蒼の瞳、紅の瞳
■ 7.眩しいもの


「・・・なにをしているのですか。」
暫く嫌味を言われながら頭を引っ叩かれていると、白哉が現れた。
状況を理解したのか、呆れた顔をする。
『び、白哉!助けてくれ。お爺様が私を殴るんだ。』


「痛いものか。儂は孫をなくしたかと思うておったのだぞ。儂の心の方が痛いわ!」
そういってまたパシリと咲夜の頭を叩く。
『あだっ。』
「・・・そうですね。咲夜姉さまはもう少し痛い目を見た方がよろしいかと思います。」
白哉はそう言って、扇子で引っ叩かれている私を一瞥すると、叔母上のもとに行ってしまった。


薄情者め。
白哉のくせに。
後で絶対ルキアに過去の女装姿見せてやるからな。
いや、女性死神教会に送り付けてやろうか。
写真集にして売り出してくれるだろう。


「それで?何か言うことがあるのではないか?」
なおも咲夜の頭を叩きながら銀嶺が問う。
『うぅ、ご心配をおかけして申し訳ありませんでした。』
そう言って頭を下げる咲夜に満足したのか、銀嶺の攻撃がおさまった。
「二度目はないのじゃろうな?」
咲夜の目を見て銀嶺は問う。


『はい。二度としません。』
真っ直ぐとその目を見返して、誓うように言う。
「まったく、心配かけおって。・・・儂より先に死ぬなど許さぬ。」
咲夜はその言葉にはっとした。


そうだ。
この人は自らの娘と息子を亡くしているのだ。
私の母と、蒼純様を。
『本当に申し訳ありません。・・・咲夜はただ今戻りました、お爺様。』
そう言って、咲夜はもう一度、深々と頭を下げたのだった。


「・・・なんての。咲夜が生きているのは知っておったわ。」
銀嶺がしれっと言い放つ。
・・・は?この爺さん今なんて言った?
『知っていただと?私の本気の謝罪を返せ!』
咲夜は叫んだ。
「煩いのう。もう少し女らしく出来ぬのか。道理で嫁の貰い手が居ないはずじゃわい。」
銀嶺はやれやれと首を振る。


『余計なお世話だ!大体なんで知っているんだ。』
「天音殿から聞いていたのじゃ。」
『叔母上から?』
「どこぞの阿呆な孫と違って天音殿は年寄りに優しいのじゃよ。」
『誰が阿呆だ!』
「「お主(兄)に決まっているだろう。」」


くそう。
腹立つ。
なんで息ピッタリなんだよ、この祖父さんと孫は。
「まあまあ、落ち着いてくださいな。咲夜殿、お二人には先ほどすべてお話ししました。」
その言葉に咲夜の動きが止まった。


全てとは、全てか?
爺様はともかく、白哉にも?
ちらりと見た白哉は、湯呑に手を伸ばしている。
いつもと変わらぬ様子だ。


『すべ、て?』
「はい。貴女と貴女の父親、漣鏡夜の間に何があったのか。それから、四十六室とのことについても。」
「兄が生まれてから、何があり、何故姿を消していたのか。すべて聞いた。」


『そう、ですか・・・。
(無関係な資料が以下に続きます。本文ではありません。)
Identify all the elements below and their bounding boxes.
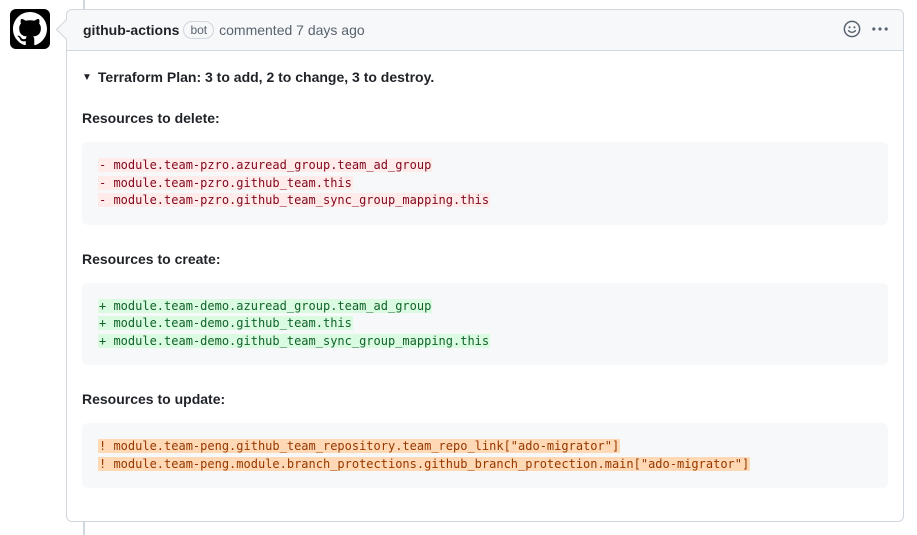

』
正直に言えば、白哉には知られたくなかった。
私の闇など、彼は知らなくていい。
白哉は明るい道を堂々と歩けばいいのだから。


「まったく、お主は人に頼ることをせぬ。素直に朽木家に頼ればよかったものを。」
『巻き込みたくはなかったのです。当時、お爺様は隊長でしたし、朽木家とはいえ、四十六室を敵に回すのは・・・。』
「そんなものどうとでもなるわい。朽木家はその程度ではないぞ。のう、白哉。」
お爺様はそういって白哉をちらりと見た。
白哉はそれに大きく頷く。


「そうだ。それに私はもう当主なのだ。私にも兄の負担をわけろ。それを引き受けても、潰れぬほどには強くなった。兄が一人で抱えずともよいのだ。」
『・・・はい。』
そして咲夜はそう言い切った白哉を眩しそうに見つめるのだった。